Maasser Cheni, chapitre 4, michna 5. Cette michna continue à traiter des moyens de contourner l'obligation de payer le quint lors du rachat du maasser cheni. Le cas qui nous occupe : un homme se tient dans l'aire de battage où l'on travaille le grain et le maasser cheni, et il n'a pas d'argent sur lui. N'ayant pas d'argent, il ne peut pas donner des pièces à son compagnon qui se trouve là et lui dire : "Rachète les fruits avec cet argent."

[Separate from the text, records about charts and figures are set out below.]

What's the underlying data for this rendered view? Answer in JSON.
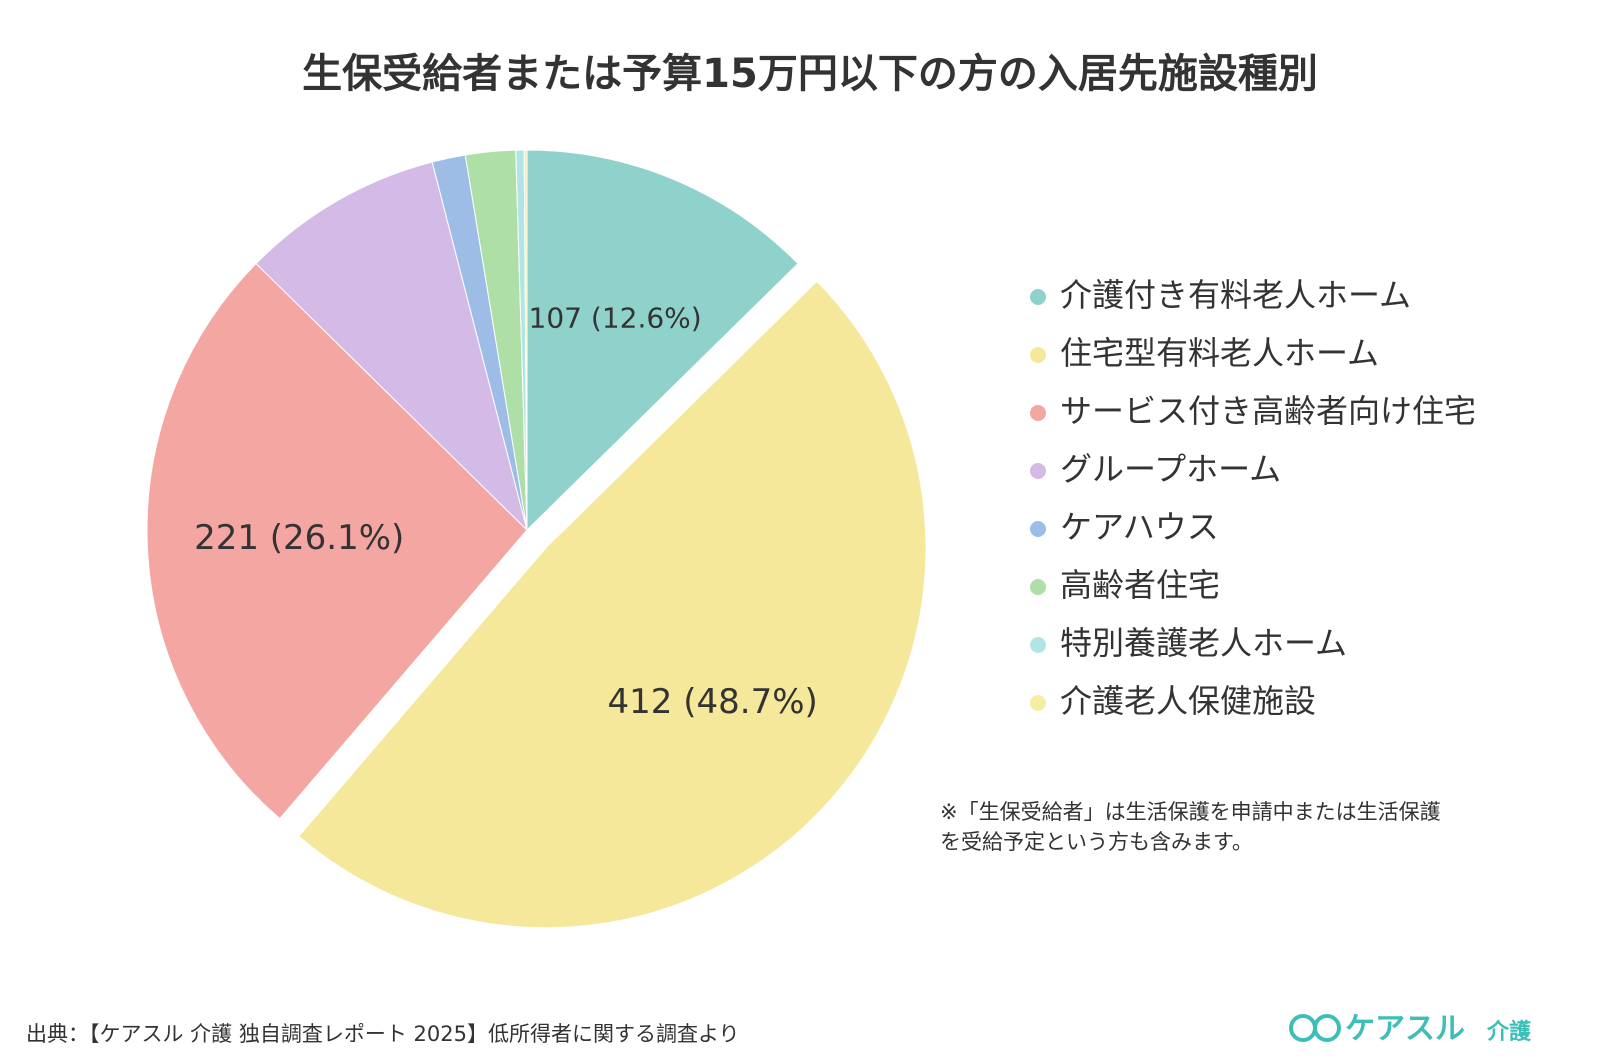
{
  "chart_data": {
    "type": "pie",
    "title": "生保受給者または予算15万円以下の方の入居先施設種別",
    "categories": [
      "介護付き有料老人ホーム",
      "住宅型有料老人ホーム",
      "サービス付き高齢者向け住宅",
      "グループホーム",
      "ケアハウス",
      "高齢者住宅",
      "特別養護老人ホーム",
      "介護老人保健施設"
    ],
    "values": [
      107,
      412,
      221,
      73,
      12,
      18,
      3,
      1
    ],
    "value_labels": [
      "107 (12.6%)",
      "412 (48.7%)",
      "221 (26.1%)",
      null,
      null,
      null,
      null,
      null
    ],
    "colors": [
      "#8fd1cb",
      "#f5e89a",
      "#f4a6a2",
      "#d4bae6",
      "#9dbde6",
      "#addfa6",
      "#b1e5e5",
      "#f5eda0"
    ],
    "legend": "right"
  },
  "note": [
    "※「生保受給者」は生活保護を申請中または生活保護",
    "を受給予定という方も含みます。"
  ],
  "source": "出典：【ケアスル 介護 独自調査レポート 2025】低所得者に関する調査より",
  "logo": {
    "brand": "ケアスル",
    "sub": "介護"
  }
}
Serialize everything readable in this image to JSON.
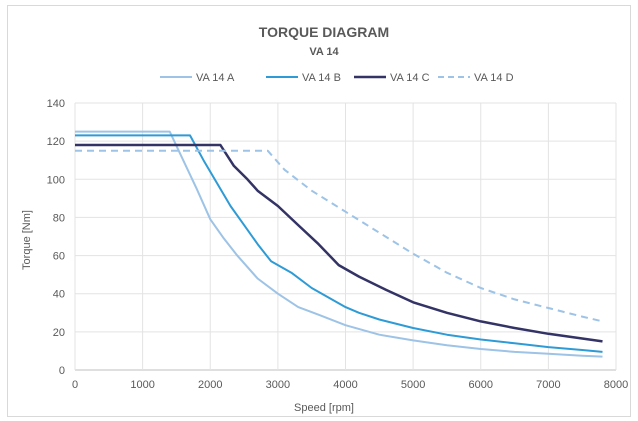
{
  "chart_data": {
    "type": "line",
    "title": "TORQUE DIAGRAM",
    "subtitle": "VA 14",
    "xlabel": "Speed [rpm]",
    "ylabel": "Torque [Nm]",
    "xlim": [
      0,
      8000
    ],
    "ylim": [
      0,
      140
    ],
    "x_ticks": [
      0,
      1000,
      2000,
      3000,
      4000,
      5000,
      6000,
      7000,
      8000
    ],
    "y_ticks": [
      0,
      20,
      40,
      60,
      80,
      100,
      120,
      140
    ],
    "x_tick_labels": [
      "0",
      "1000",
      "2000",
      "3000",
      "4000",
      "5000",
      "6000",
      "7000",
      "8000"
    ],
    "y_tick_labels": [
      "0",
      "20",
      "40",
      "60",
      "80",
      "100",
      "120",
      "140"
    ],
    "grid": true,
    "legend_position": "top",
    "series": [
      {
        "name": "VA 14 A",
        "color": "#9dc3e6",
        "dash": "solid",
        "points": [
          [
            0,
            125
          ],
          [
            1400,
            125
          ],
          [
            1600,
            110
          ],
          [
            1800,
            95
          ],
          [
            2000,
            79
          ],
          [
            2200,
            69
          ],
          [
            2400,
            60
          ],
          [
            2700,
            48
          ],
          [
            3000,
            40
          ],
          [
            3300,
            33
          ],
          [
            3600,
            29
          ],
          [
            4000,
            23.5
          ],
          [
            4500,
            18.5
          ],
          [
            5000,
            15.5
          ],
          [
            5500,
            13
          ],
          [
            6000,
            11
          ],
          [
            6500,
            9.5
          ],
          [
            7000,
            8.5
          ],
          [
            7500,
            7.5
          ],
          [
            7800,
            7
          ]
        ]
      },
      {
        "name": "VA 14 B",
        "color": "#2e9bd6",
        "dash": "solid",
        "points": [
          [
            0,
            123
          ],
          [
            1700,
            123
          ],
          [
            1900,
            110
          ],
          [
            2100,
            98
          ],
          [
            2300,
            86
          ],
          [
            2500,
            76
          ],
          [
            2700,
            66
          ],
          [
            2900,
            57
          ],
          [
            3200,
            51
          ],
          [
            3500,
            43
          ],
          [
            4000,
            33
          ],
          [
            4200,
            30
          ],
          [
            4500,
            26.5
          ],
          [
            5000,
            22
          ],
          [
            5500,
            18.5
          ],
          [
            6000,
            16
          ],
          [
            6500,
            14
          ],
          [
            7000,
            12
          ],
          [
            7500,
            10.5
          ],
          [
            7800,
            9.5
          ]
        ]
      },
      {
        "name": "VA 14 C",
        "color": "#333366",
        "dash": "solid",
        "points": [
          [
            0,
            118
          ],
          [
            2150,
            118
          ],
          [
            2350,
            107
          ],
          [
            2550,
            100
          ],
          [
            2700,
            94
          ],
          [
            3000,
            86
          ],
          [
            3300,
            76
          ],
          [
            3600,
            66
          ],
          [
            3900,
            55
          ],
          [
            4200,
            49
          ],
          [
            4600,
            42
          ],
          [
            5000,
            35.5
          ],
          [
            5500,
            30
          ],
          [
            6000,
            25.5
          ],
          [
            6500,
            22
          ],
          [
            7000,
            19
          ],
          [
            7500,
            16.5
          ],
          [
            7800,
            15
          ]
        ]
      },
      {
        "name": "VA 14 D",
        "color": "#9dc3e6",
        "dash": "dashed",
        "points": [
          [
            0,
            115
          ],
          [
            2850,
            115
          ],
          [
            3100,
            105
          ],
          [
            3500,
            94
          ],
          [
            4000,
            83
          ],
          [
            4500,
            72
          ],
          [
            5000,
            61
          ],
          [
            5500,
            51
          ],
          [
            6000,
            43
          ],
          [
            6500,
            37
          ],
          [
            7000,
            32.5
          ],
          [
            7500,
            28
          ],
          [
            7800,
            25.5
          ]
        ]
      }
    ]
  }
}
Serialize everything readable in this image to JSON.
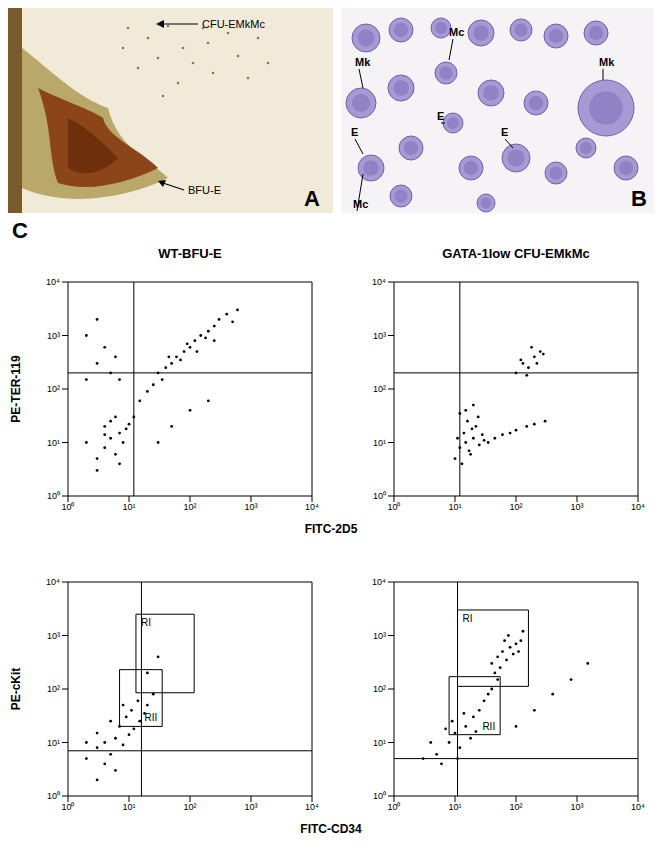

La solution proposée par la michna :
Il dit à son compagnon : ces fruits te sont donnés en cadeau. Dès lors que la récolte appartient à son compagnon, il peut de nouveau dire : que ces fruits soient désacralisés et deviennent profanes, c'est à dire qu'ils cessent d'être du maasser cheni, sur l'argent que j'ai chez moi. Dans les termes de la michna citée plus haut : "Ein beyadi kessef, aval yech li kessef babayit" - je n'ai pas d'argent sur moi, mais j'ai de l'argent à la maison. Autrement dit, avec l'argent qui se trouve chez lui, il rachète la récolte de son compagnon, cette récolte qu'il vient de lui donner en cadeau. Et bien entendu, il fait confiance à son compagnon et sait qu'il lui rendra ensuite les fruits.
Difficulté : or on ne donne pas de maasser cheni en cadeau :
Comme nous l'avons déjà mentionné dans la michna précédente, on n'a pas le droit de donner du maasser cheni en cadeau. Il faut donc l'expliquer de deux manières :
La michna parle d'une situation où les fruits sont encore tével, avant que le maasser cheni n'en ait été prélevé, et c'est le compagnon qui prélèvera le maasser cheni.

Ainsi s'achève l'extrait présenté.